E mi stupisce come la silenziosa gigantessa delle montagne possa sopportare mosche moleste come gli uomini che tentano di oltraggiarne i placidi fianchi senza ribellarsi, senza scuotersi dagli artigli invasori.

È questo continente il problema, si lascia stuprare troppo docilmente dalle persone meno meritevoli. È troppo fiducioso, sì. Cani e porci ha lasciato liberi sul suo suolo, liberi di attraversarlo e rovistarne le interiora e scavarne la spina dorsale e annaffiarlo con il sangue dei suoi figli. L'America, senza dignità.

Ora cosa pensa di ottenere, in cambio? I suoi invasori stavano massacrando la sua sorella maggiore Europa e i suoi figli, progenitori dei loro assassini. Un dramma famigliare.

La gigantessa sarà la mia nuova amante, pronta a nascondermi tra le sue curve. Ora ha un aspetto, una faccia, un nome, e se servirà ad uno scopo così nobile avrà anche una dignità. Se nessun mio cugino più o meno lontano vedrà la morte arrivare dalle mie braccia, e se non la vedrò nemmeno io prima di qualche decennio.

Le pareti delle montagne si chiudono intorno a me e qualche metro più avanti si riaprono sbocciando, e all'improvviso mi ritrovo in uno spiazzo di erba punteggiata di fiori, un letto verde con le pareti di roccia. Smonto dall'auto e corro in mezzo alla valle, valigia in mano, capelli al vento, scarpe troppo strette che fanno un male infernale. Non so perché corro, sono troppo stanco per correre. Due ore fa stavo tornando a casa per pranzo dopo il lavoro mattutino, ed ero già distrutto a quel punto.

Sono sparito dalla mia terra, ma i suoi effetti a lungo termine non spariranno dalla mia vita – malattie dovute all'aria insalubre, ossa incrinate e quant'altro –, così come il mio ricordo aleggerà ancora per qualche tempo nelle teste vuote di quelli laggiù. Spero che qualcuno, magari la vecchia May, sempre così brava a pararmi teneramente il culo, s'inventi una scusa abbastanza plausibile per la mia scomparsa.

Sto iniziando a chiedermi perché sono partito così di fretta, ma sono comunque troppo soddisfatto per formulare sentimenti di dolore o malinconia.
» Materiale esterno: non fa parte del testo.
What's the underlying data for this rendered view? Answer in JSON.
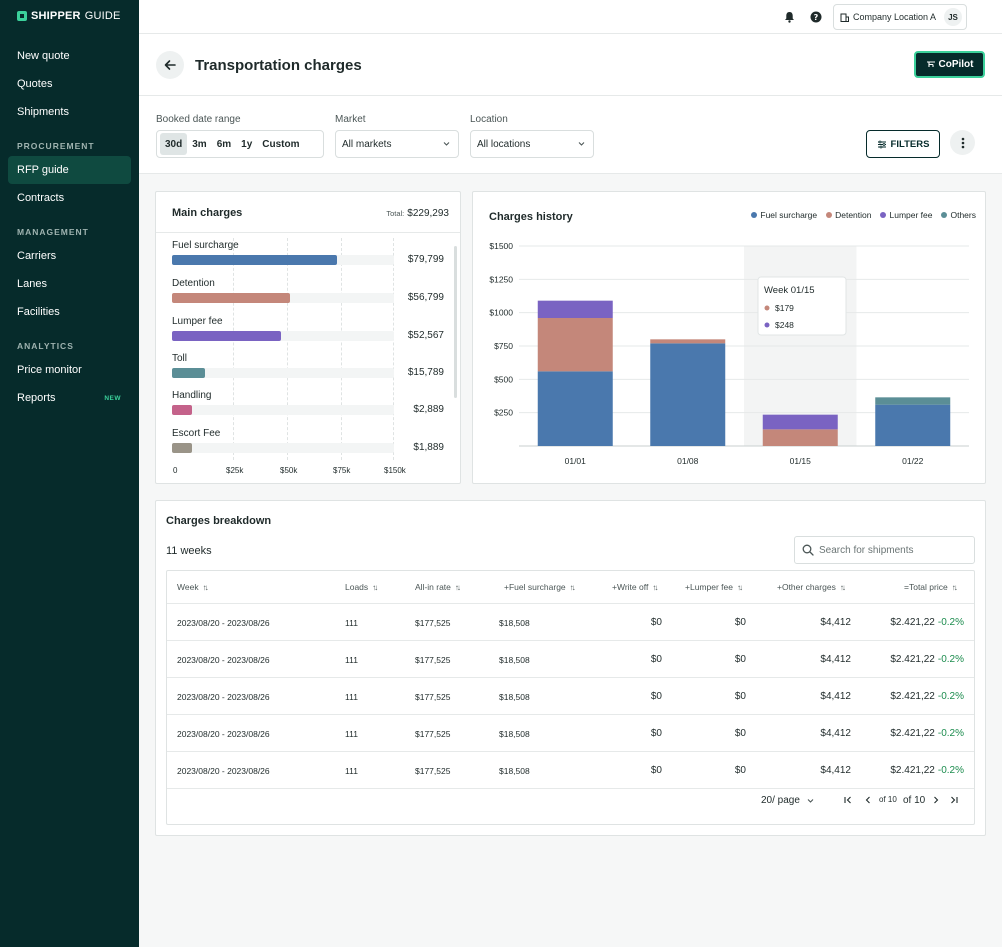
{
  "brand": {
    "name_bold": "SHIPPER",
    "name_thin": "GUIDE"
  },
  "sidebar": {
    "items_top": [
      {
        "label": "New quote"
      },
      {
        "label": "Quotes"
      },
      {
        "label": "Shipments"
      }
    ],
    "sections": [
      {
        "title": "PROCUREMENT",
        "items": [
          {
            "label": "RFP guide",
            "active": true
          },
          {
            "label": "Contracts"
          }
        ]
      },
      {
        "title": "MANAGEMENT",
        "items": [
          {
            "label": "Carriers"
          },
          {
            "label": "Lanes"
          },
          {
            "label": "Facilities"
          }
        ]
      },
      {
        "title": "ANALYTICS",
        "items": [
          {
            "label": "Price monitor"
          },
          {
            "label": "Reports",
            "badge": "NEW"
          }
        ]
      }
    ]
  },
  "topbar": {
    "location": "Company Location A",
    "avatar_initials": "JS",
    "icons": [
      "bell-icon",
      "help-icon",
      "building-icon"
    ]
  },
  "header": {
    "title": "Transportation charges",
    "copilot_label": "CoPilot"
  },
  "filters": {
    "date_range_label": "Booked date range",
    "date_options": [
      "30d",
      "3m",
      "6m",
      "1y",
      "Custom"
    ],
    "date_selected": "30d",
    "market_label": "Market",
    "market_value": "All markets",
    "location_label": "Location",
    "location_value": "All locations",
    "filters_button": "FILTERS"
  },
  "main_charges": {
    "title": "Main charges",
    "total_label": "Total:",
    "total_value": "$229,293",
    "rows": [
      {
        "label": "Fuel surcharge",
        "value_text": "$79,799",
        "value": 79799,
        "color": "#4a78ad"
      },
      {
        "label": "Detention",
        "value_text": "$56,799",
        "value": 56799,
        "color": "#c4877a"
      },
      {
        "label": "Lumper fee",
        "value_text": "$52,567",
        "value": 52567,
        "color": "#7a63c2"
      },
      {
        "label": "Toll",
        "value_text": "$15,789",
        "value": 15789,
        "color": "#5b8e96"
      },
      {
        "label": "Handling",
        "value_text": "$2,889",
        "value": 2889,
        "color": "#c4628a"
      },
      {
        "label": "Escort Fee",
        "value_text": "$1,889",
        "value": 1889,
        "color": "#9a9488"
      }
    ],
    "ticks": [
      "0",
      "$25k",
      "$50k",
      "$75k",
      "$150k"
    ]
  },
  "chart_data": {
    "type": "bar",
    "stacked": true,
    "title": "Charges history",
    "categories": [
      "01/01",
      "01/08",
      "01/15",
      "01/22"
    ],
    "series": [
      {
        "name": "Fuel surcharge",
        "color": "#4a78ad",
        "values": [
          560,
          770,
          0,
          310
        ]
      },
      {
        "name": "Detention",
        "color": "#c4877a",
        "values": [
          400,
          30,
          125,
          0
        ]
      },
      {
        "name": "Lumper fee",
        "color": "#7a63c2",
        "values": [
          130,
          0,
          110,
          0
        ]
      },
      {
        "name": "Others",
        "color": "#5b8e96",
        "values": [
          0,
          0,
          0,
          55
        ]
      }
    ],
    "yticks": [
      "$1500",
      "$1250",
      "$1000",
      "$750",
      "$500",
      "$250"
    ],
    "ylim": [
      0,
      1500
    ],
    "grid": true,
    "legend_position": "top-right",
    "highlight_category": "01/15",
    "tooltip": {
      "title": "Week 01/15",
      "entries": [
        {
          "text": "$179",
          "color": "#c4877a"
        },
        {
          "text": "$248",
          "color": "#7a63c2"
        }
      ]
    }
  },
  "breakdown": {
    "title": "Charges breakdown",
    "count_text": "11 weeks",
    "search_placeholder": "Search for shipments",
    "columns": [
      "Week",
      "Loads",
      "All-in rate",
      "+Fuel surcharge",
      "+Write off",
      "+Lumper fee",
      "+Other charges",
      "=Total price"
    ],
    "rows": [
      {
        "week": "2023/08/20 - 2023/08/26",
        "loads": "111",
        "allin": "$177,525",
        "fuel": "$18,508",
        "writeoff": "$0",
        "lumper": "$0",
        "other": "$4,412",
        "total": "$2.421,22",
        "pct": "-0.2%"
      },
      {
        "week": "2023/08/20 - 2023/08/26",
        "loads": "111",
        "allin": "$177,525",
        "fuel": "$18,508",
        "writeoff": "$0",
        "lumper": "$0",
        "other": "$4,412",
        "total": "$2.421,22",
        "pct": "-0.2%"
      },
      {
        "week": "2023/08/20 - 2023/08/26",
        "loads": "111",
        "allin": "$177,525",
        "fuel": "$18,508",
        "writeoff": "$0",
        "lumper": "$0",
        "other": "$4,412",
        "total": "$2.421,22",
        "pct": "-0.2%"
      },
      {
        "week": "2023/08/20 - 2023/08/26",
        "loads": "111",
        "allin": "$177,525",
        "fuel": "$18,508",
        "writeoff": "$0",
        "lumper": "$0",
        "other": "$4,412",
        "total": "$2.421,22",
        "pct": "-0.2%"
      },
      {
        "week": "2023/08/20 - 2023/08/26",
        "loads": "111",
        "allin": "$177,525",
        "fuel": "$18,508",
        "writeoff": "$0",
        "lumper": "$0",
        "other": "$4,412",
        "total": "$2.421,22",
        "pct": "-0.2%"
      }
    ],
    "pagination": {
      "page_size": "20/ page",
      "current_of": "of 10",
      "total_of": "of 10"
    }
  }
}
Malinconia? Di quella trappola fumosa che chiamano Greenville, dove quasi non ho una casa? Meglio diventare eremita barbone tra le montagne che finire ancora schiavo di chi mi ha relegato in quella topaia. Cosa me ne faccio di un lavoro, di cibo confezionato, di un televisore (invisibile, nel mio caso), di un rasoio da barba quando mi obbligano a combattere una guerra inutile?

L'America ha di meglio da offrirmi. E chissà se è solo per la guerra che scappo verso l'alto e verso il freddo, e chissà se tornerò mai alla civiltà. Non voglio nemmeno pensarci, ora.
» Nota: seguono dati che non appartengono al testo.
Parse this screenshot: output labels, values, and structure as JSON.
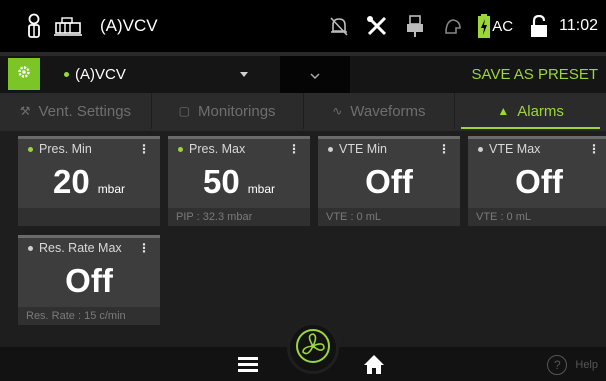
{
  "status_bar": {
    "mode": "(A)VCV",
    "power_label": "AC",
    "time": "11:02",
    "icons": [
      "patient-icon",
      "ventilator-icon",
      "alarm-silenced-icon",
      "tools-icon",
      "connection-icon",
      "profile-icon",
      "battery-charging-icon",
      "unlocked-icon"
    ]
  },
  "mode_bar": {
    "selected_mode": "(A)VCV",
    "save_preset_label": "SAVE AS PRESET",
    "settings_icon": "gear-icon"
  },
  "tabs": [
    {
      "label": "Vent. Settings",
      "icon": "wrench-icon",
      "active": false
    },
    {
      "label": "Monitorings",
      "icon": "monitor-icon",
      "active": false
    },
    {
      "label": "Waveforms",
      "icon": "wave-icon",
      "active": false
    },
    {
      "label": "Alarms",
      "icon": "bell-icon",
      "active": true
    }
  ],
  "alarm_tiles": [
    {
      "title": "Pres. Min",
      "value": "20",
      "unit": "mbar",
      "footer": "",
      "dot_color": "#9bd63a"
    },
    {
      "title": "Pres. Max",
      "value": "50",
      "unit": "mbar",
      "footer": "PIP : 32.3 mbar",
      "dot_color": "#9bd63a"
    },
    {
      "title": "VTE Min",
      "value": "Off",
      "unit": "",
      "footer": "VTE : 0 mL",
      "dot_color": "#cfcfcf"
    },
    {
      "title": "VTE Max",
      "value": "Off",
      "unit": "",
      "footer": "VTE : 0 mL",
      "dot_color": "#cfcfcf"
    },
    {
      "title": "Res. Rate Max",
      "value": "Off",
      "unit": "",
      "footer": "Res. Rate : 15 c/min",
      "dot_color": "#cfcfcf"
    }
  ],
  "bottom_bar": {
    "help_label": "Help",
    "buttons": [
      "menu-icon",
      "fan-icon",
      "home-icon"
    ]
  },
  "colors": {
    "accent": "#9bd63a",
    "tile_bg": "#3d3d3d",
    "background": "#1e1e1e"
  }
}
Mi fermo alle pendici della montagna più a nord. Vedo una minuscola casa di legno, tra le rocce, gli abeti e il cielo livido, in alto ma non troppo. Ci posso arrivare a piedi sudando parecchio nella camicia.
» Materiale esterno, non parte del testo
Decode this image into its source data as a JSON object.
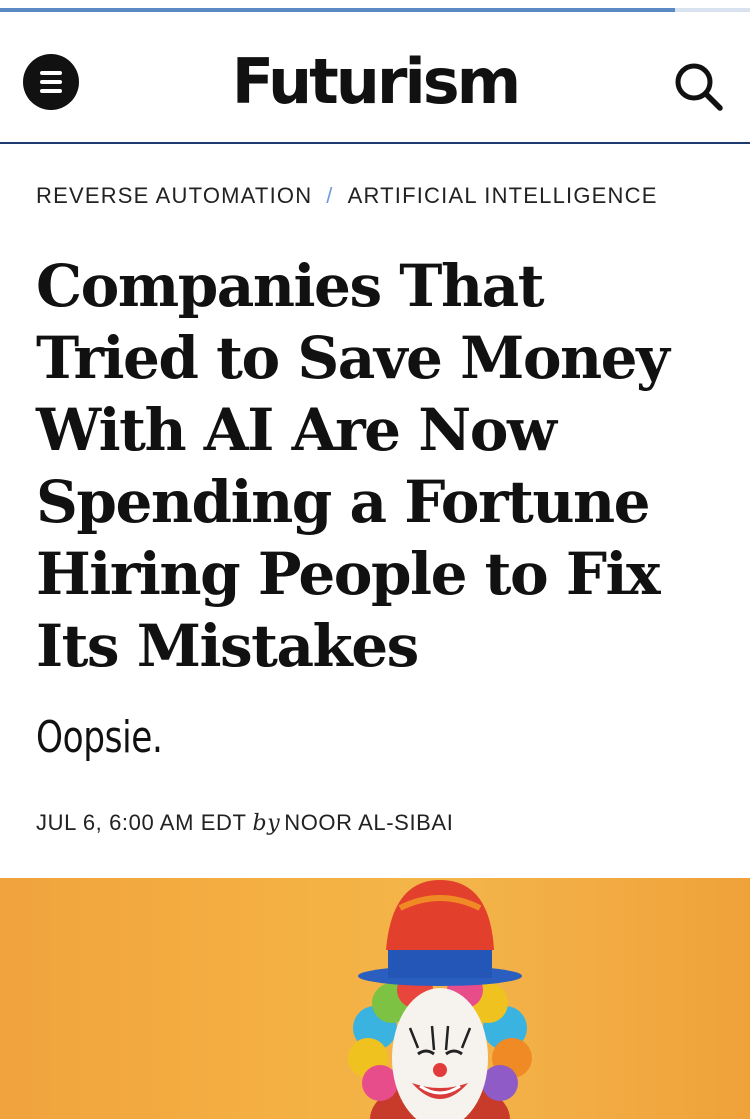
{
  "progress": {
    "fraction": 0.9
  },
  "header": {
    "logo_text": "Futurism",
    "menu_icon": "menu-icon",
    "search_icon": "search-icon",
    "accent_color": "#1f3a6e"
  },
  "article": {
    "breadcrumb": [
      "REVERSE AUTOMATION",
      "ARTIFICIAL INTELLIGENCE"
    ],
    "breadcrumb_separator": "/",
    "title_lines": [
      "Companies That",
      "Tried to Save Money",
      "With AI Are Now",
      "Spending a Fortune",
      "Hiring People to Fix",
      "Its Mistakes"
    ],
    "subtitle": "Oopsie.",
    "date": "JUL 6, 6:00 AM EDT",
    "by": "by",
    "author": "NOOR AL-SIBAI"
  },
  "hero_image": {
    "subject": "clown-photo",
    "background_color": "#f2ab40"
  }
}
Ci sono una staccionata e dei ceppi d'albero, ma soprattutto ci sono dei cavalli legati a degli alberi, che masticano l'erba tranquilli e beati.

Se lì non mi vorranno nemmeno in cambio di lavoro gratis, in una vita ho racimolato abbastanza soldi da comprarmi un cavallo per cercarmi un posto dove vivere senza dover scendere dalle vette. Della macchina non so che farmene, pensò che la nasconderò da qualche parte sperando che non si arrugginisca troppo mentre me ne sto tranquillo un migliaio di metri più in alto.

Vedo un'altra casa poco più lontano, e un'altra ancora sempre sullo stesso versante, alla stessa distanza, come decorazioni su un albero di Natale. Almeno in una di queste casette ci sarà qualche montanaro con una stanza in più e bisogno di manodopera, no?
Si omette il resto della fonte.